Build Trace End (example.sh:7)

Time goes left-to-right, and tracepoints are ordered top-to-bottom chronologically according to when they started.

The cumulative time for a trace is emitted on the far-left column, and the trace's globally unique name is emitted on the far-right column.

CPU usage is sampled with mpstat and emitted using spark.

Motivation

bt.sh was originally created to aid reasoning about the numerous highly-parallelized and heavily-cached build and CI test phases used in GitHub's internal development of GitHub Enterprise.

Explicit goals:

  • single-file consumption
  • a small set of trivial, commonly-available Linux dependencies
  • replace "eyeball grepping" build timestamps and manually computing different phase durations
  • verify work intended to be run in parallel is indeed doing so
  • "stats in your face" to help with identifying regressions
  • identify phases which are CPU-bound (and not)

Non-goals:

  • not suitable for fine-grained perf measurement
    • if date overhead would matter in your context, bt.sh is not a good fit

Usage

See example.sh for an example script.

In a nutshell:

#!/bin/bash
. bt.sh                            # source bt.sh
bt_init                            # initialize

bt_start 'some phase of my build'  # start trace
...                                # (your actual script)
bt_end 'some phase of my build'    # end trace

bt_cleanup                         # cleanup once when done

The bt_init and bt_cleanup are okay to be invoked in a nested fashion from multiple scripts: a report will be emitted when the first script to have done bt_init finally reaches its bt_cleanup.

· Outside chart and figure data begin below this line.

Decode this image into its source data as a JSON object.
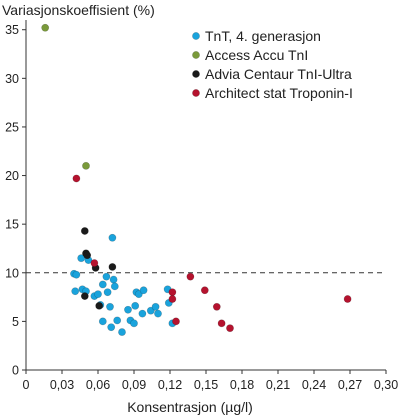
{
  "chart_data": {
    "type": "scatter",
    "xlabel": "Konsentrasjon (µg/l)",
    "ylabel": "Variasjonskoeffisient (%)",
    "xlim": [
      0,
      0.3
    ],
    "ylim": [
      0,
      36
    ],
    "x_ticks": [
      "0",
      "0,03",
      "0,06",
      "0,09",
      "0,12",
      "0,15",
      "0,18",
      "0,21",
      "0,24",
      "0,27",
      "0,30"
    ],
    "x_tick_values": [
      0,
      0.03,
      0.06,
      0.09,
      0.12,
      0.15,
      0.18,
      0.21,
      0.24,
      0.27,
      0.3
    ],
    "y_ticks": [
      "0",
      "5",
      "10",
      "15",
      "20",
      "25",
      "30",
      "35"
    ],
    "y_tick_values": [
      0,
      5,
      10,
      15,
      20,
      25,
      30,
      35
    ],
    "reference_line": {
      "y": 10,
      "style": "dashed"
    },
    "legend_position": "top-right",
    "series": [
      {
        "name": "TnT, 4. generasjon",
        "color": "#1aa3dc",
        "points": [
          [
            0.04,
            9.9
          ],
          [
            0.042,
            9.8
          ],
          [
            0.041,
            8.1
          ],
          [
            0.046,
            11.5
          ],
          [
            0.047,
            8.3
          ],
          [
            0.05,
            8.1
          ],
          [
            0.052,
            11.3
          ],
          [
            0.057,
            7.6
          ],
          [
            0.06,
            7.8
          ],
          [
            0.062,
            6.7
          ],
          [
            0.064,
            8.8
          ],
          [
            0.064,
            5.0
          ],
          [
            0.067,
            9.6
          ],
          [
            0.068,
            8.0
          ],
          [
            0.07,
            6.5
          ],
          [
            0.071,
            4.4
          ],
          [
            0.072,
            13.6
          ],
          [
            0.073,
            9.3
          ],
          [
            0.074,
            8.6
          ],
          [
            0.076,
            5.1
          ],
          [
            0.08,
            3.9
          ],
          [
            0.085,
            6.2
          ],
          [
            0.087,
            5.1
          ],
          [
            0.09,
            4.8
          ],
          [
            0.091,
            6.6
          ],
          [
            0.092,
            8.0
          ],
          [
            0.094,
            7.8
          ],
          [
            0.097,
            5.8
          ],
          [
            0.098,
            8.2
          ],
          [
            0.104,
            6.1
          ],
          [
            0.108,
            6.5
          ],
          [
            0.11,
            5.8
          ],
          [
            0.118,
            8.3
          ],
          [
            0.119,
            6.9
          ],
          [
            0.122,
            4.8
          ]
        ]
      },
      {
        "name": "Access Accu TnI",
        "color": "#7a9a3a",
        "points": [
          [
            0.016,
            35.2
          ],
          [
            0.05,
            21.0
          ]
        ]
      },
      {
        "name": "Advia Centaur TnI-Ultra",
        "color": "#1a1a1a",
        "points": [
          [
            0.049,
            14.3
          ],
          [
            0.05,
            12.0
          ],
          [
            0.051,
            11.8
          ],
          [
            0.049,
            7.6
          ],
          [
            0.058,
            10.5
          ],
          [
            0.061,
            6.6
          ],
          [
            0.072,
            10.6
          ]
        ]
      },
      {
        "name": "Architect stat Troponin-I",
        "color": "#b5122e",
        "points": [
          [
            0.042,
            19.7
          ],
          [
            0.057,
            11.0
          ],
          [
            0.122,
            8.0
          ],
          [
            0.122,
            7.3
          ],
          [
            0.125,
            5.0
          ],
          [
            0.137,
            9.6
          ],
          [
            0.149,
            8.2
          ],
          [
            0.159,
            6.5
          ],
          [
            0.163,
            4.8
          ],
          [
            0.17,
            4.3
          ],
          [
            0.268,
            7.3
          ]
        ]
      }
    ]
  }
}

The bt_start and bt_end invocations for a given measurement each require their string description argument to match, and to be globally unique. The description name is used to key into the measurement database: simple files placed into a mktemp'd directory under /tmp, $BT_DIR. Files for each measurement are organized as:

  actual file:  $BT_DIR/<description checksum>.<start timestamp>
  symlink:      $BT_DIR/<description checksum> --> actual file

With this scheme, lookup for bt_end is constant-time via the symlink, and the stats can be sorted by chronological start time using the actual files' names.

Upon bt_end, the final line of the data file looks like:

  <end timestamp> <end_caller_source_file:lineno> <description text ...>

Where above, the first two columns are stable, and everything from the third word to the end of line is the string description.

Assumptions

  • some bash-isms are relied upon: export -f, BASH_SOURCE, BASH_LINENO

Dependencies

bt.sh is expected to work without much effort on a modern Linux or MacOS.

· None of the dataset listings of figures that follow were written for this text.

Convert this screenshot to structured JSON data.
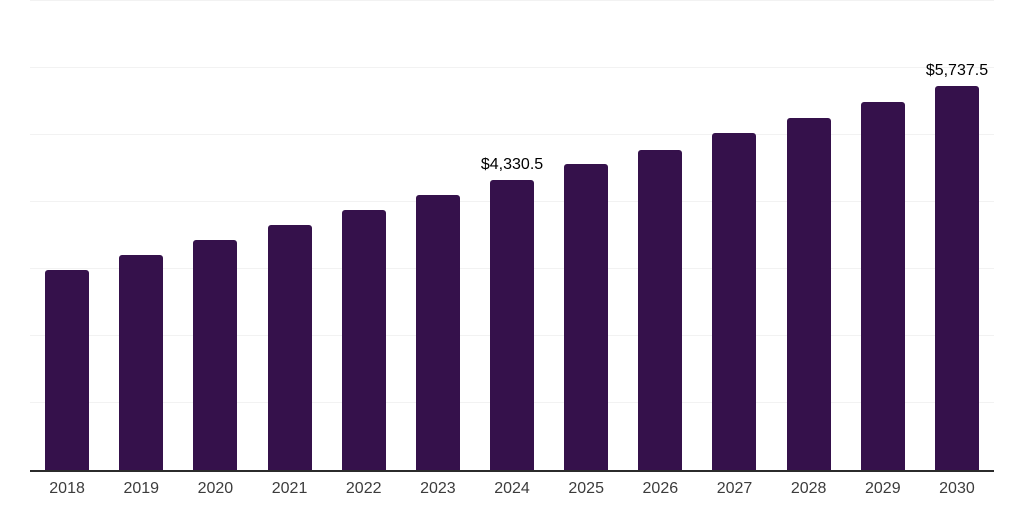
{
  "chart_data": {
    "type": "bar",
    "categories": [
      "2018",
      "2019",
      "2020",
      "2021",
      "2022",
      "2023",
      "2024",
      "2025",
      "2026",
      "2027",
      "2028",
      "2029",
      "2030"
    ],
    "values": [
      2980,
      3205,
      3430,
      3650,
      3875,
      4100,
      4330.5,
      4560,
      4770,
      5035,
      5260,
      5500,
      5737.5
    ],
    "labeled_points": [
      {
        "category": "2024",
        "label": "$4,330.5"
      },
      {
        "category": "2030",
        "label": "$5,737.5"
      }
    ],
    "title": "",
    "xlabel": "",
    "ylabel": "",
    "ylim": [
      0,
      7000
    ],
    "gridline_step": 1000,
    "grid": "horizontal",
    "legend": "none",
    "colors": {
      "bar": "#35114B",
      "axis_line": "#2b2b2b",
      "gridline": "#f2f2f2",
      "value_label": "#000000",
      "tick_label": "#3c3c3c",
      "background": "#ffffff"
    }
  }
}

It depends on these utilities:

  • bash
  • date, yes, seq, cksum, head, mktemp (GNU coreutils)
  • mpstat (sysstat package)
  • GNU bc (math package)
  • POSIX: awk, tail, sed, basename

On MacOS with Homebrew-installed GNU coreutils, you can specify BT_HEAD=ghead and BT_DATE=gdate to ensure that those versions of head and date are used.

License

See the LICENSE file for license rights and limitations (MIT).